Possibilities for optimizing inserts across oracle_fdw foreign data wrapper
Hello all
We are often using the oracle_fdw to transfer data between Postgres (version 11+) and Oracle (version 18+). It works great.
However I have a task at hand that requires inserting a few billion rows in an Oracle table from a Postgres query.
insert into t_ora (a,b,c)
select a,b,c from t_pg;
This is driven from a plpgsql stored procedure, if that matters.
I want to optimize the running time of this. But I am unsure of which, if any, possibilities there actually is.
Reducing the number of network roundtrips is usually a good way to increase throughput. But, how do I do that?
If I could make the Oracle insert direct load, that would usually also increase throughput. But, is that possible here. There are no constraints defined on the destinaton tables.
Regards Niels Jespersen
On 9/19/21 06:28, Niels Jespersen wrote:
Hello all
We are often using the oracle_fdw to transfer data between Postgres
(version 11+) and Oracle (version 18+). It works great.However I have a task at hand that requires inserting a few billion
rows in an Oracle table from a Postgres query.insert into t_ora (a,b,c)
select a,b,c from t_pg;
This is driven from a plpgsql stored procedure, if that matters.

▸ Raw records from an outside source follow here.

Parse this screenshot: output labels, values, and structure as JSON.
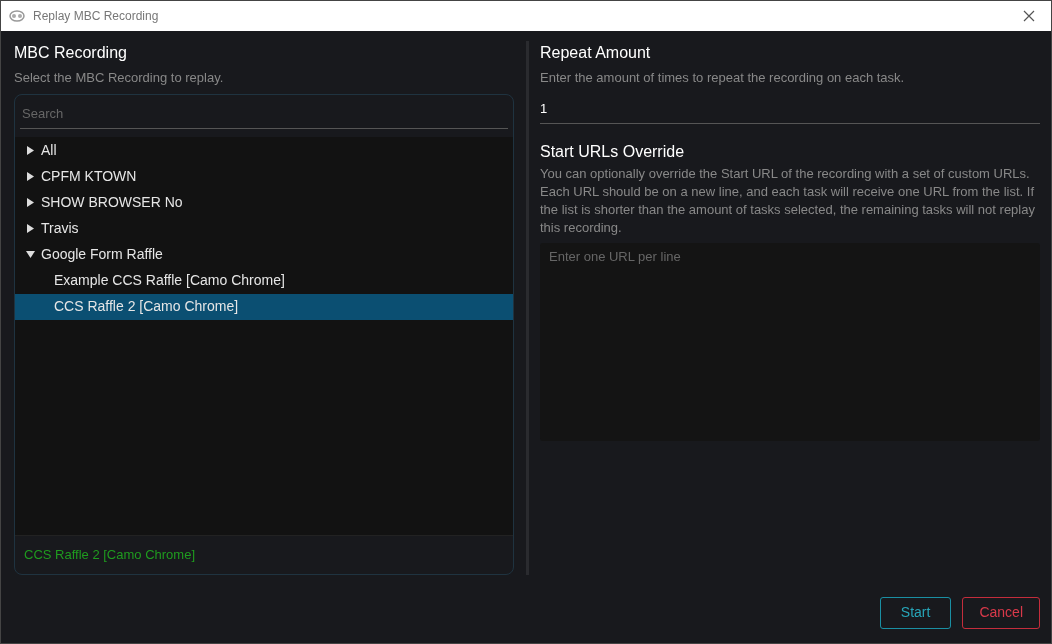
{
  "window": {
    "title": "Replay MBC Recording"
  },
  "recording": {
    "title": "MBC Recording",
    "description": "Select the MBC Recording to replay.",
    "search": {
      "placeholder": "Search"
    },
    "tree": [
      {
        "label": "All",
        "expanded": false,
        "selected": false
      },
      {
        "label": "CPFM KTOWN",
        "expanded": false,
        "selected": false
      },
      {
        "label": "SHOW BROWSER No",
        "expanded": false,
        "selected": false
      },
      {
        "label": "Travis",
        "expanded": false,
        "selected": false
      },
      {
        "label": "Google Form Raffle",
        "expanded": true,
        "selected": false,
        "children": [
          {
            "label": "Example CCS Raffle [Camo Chrome]",
            "selected": false
          },
          {
            "label": "CCS Raffle 2 [Camo Chrome]",
            "selected": true
          }
        ]
      }
    ],
    "selection": "CCS Raffle 2 [Camo Chrome]"
  },
  "repeat": {
    "title": "Repeat Amount",
    "description": "Enter the amount of times to repeat the recording on each task.",
    "value": "1"
  },
  "urls": {
    "title": "Start URLs Override",
    "description": "You can optionally override the Start URL of the recording with a set of custom URLs. Each URL should be on a new line, and each task will receive one URL from the list. If the list is shorter than the amount of tasks selected, the remaining tasks will not replay this recording.",
    "placeholder": "Enter one URL per line"
  },
  "buttons": [
    {
      "label": "Start",
      "kind": "primary"
    },
    {
      "label": "Cancel",
      "kind": "danger"
    }
  ]
}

I want to optimize the running time of this. But I am unsure of which,
if any, possibilities there actually is.Reducing the number of network roundtrips is usually a good way to
increase throughput. But, how do I do that?If I could make the Oracle insert direct load, that would usually also
increase throughput. But, is that possible here. There are no
constraints defined on the destinaton tables.Regards Niels Jespersen
The problem with oracle_fdw is that the SQL is parsed on the Postgres
side, not on the Oracle side. If it was parsed on the Oracle side, you
could use /*+ APPEND */ hint, which is essentially, a direct insert. You
will have to write a script in one of the scripting languages, which
would utilize the array insert, available with the instant client. Even
Oracle ODBC driver utilizes array insert, as visible from the following
article:
https://dbwhisperer.wordpress.com/2020/11/21/pyodbc-fast_executemany-and-oracle-rdbms/
Unfortunately, the Postgres side of the equation is not particularly
good when using array fetch and does not do particularly well when
trying to cut down on the number of network trips:
https://github.com/mkleehammer/pyodbc/wiki/Driver-support-for-fast_executemany
I would use a script on the Postgres side and then use superior options
provided by SQL*Net. You will need some fancy programming to prevent
waiting on each operation. I would actually write 2 scripts, one reading
data from Postgres, converting it to CSV and then piping it into script
that inserts data into Oracle. That would make the scripts work in
parallel, at least partially. Situations like this are the reason why a
DBA needs to know how to script. So, this is where you start:
Regards
--
Mladen Gogala
Database Consultant
Tel: (347) 321-1217
https://dbwhisperer.wordpress.com
On Sun, 2021-09-19 at 10:28 +0000, Niels Jespersen wrote:
We are often using the oracle_fdw to transfer data between Postgres (version 11+) and Oracle (version 18+). It works great.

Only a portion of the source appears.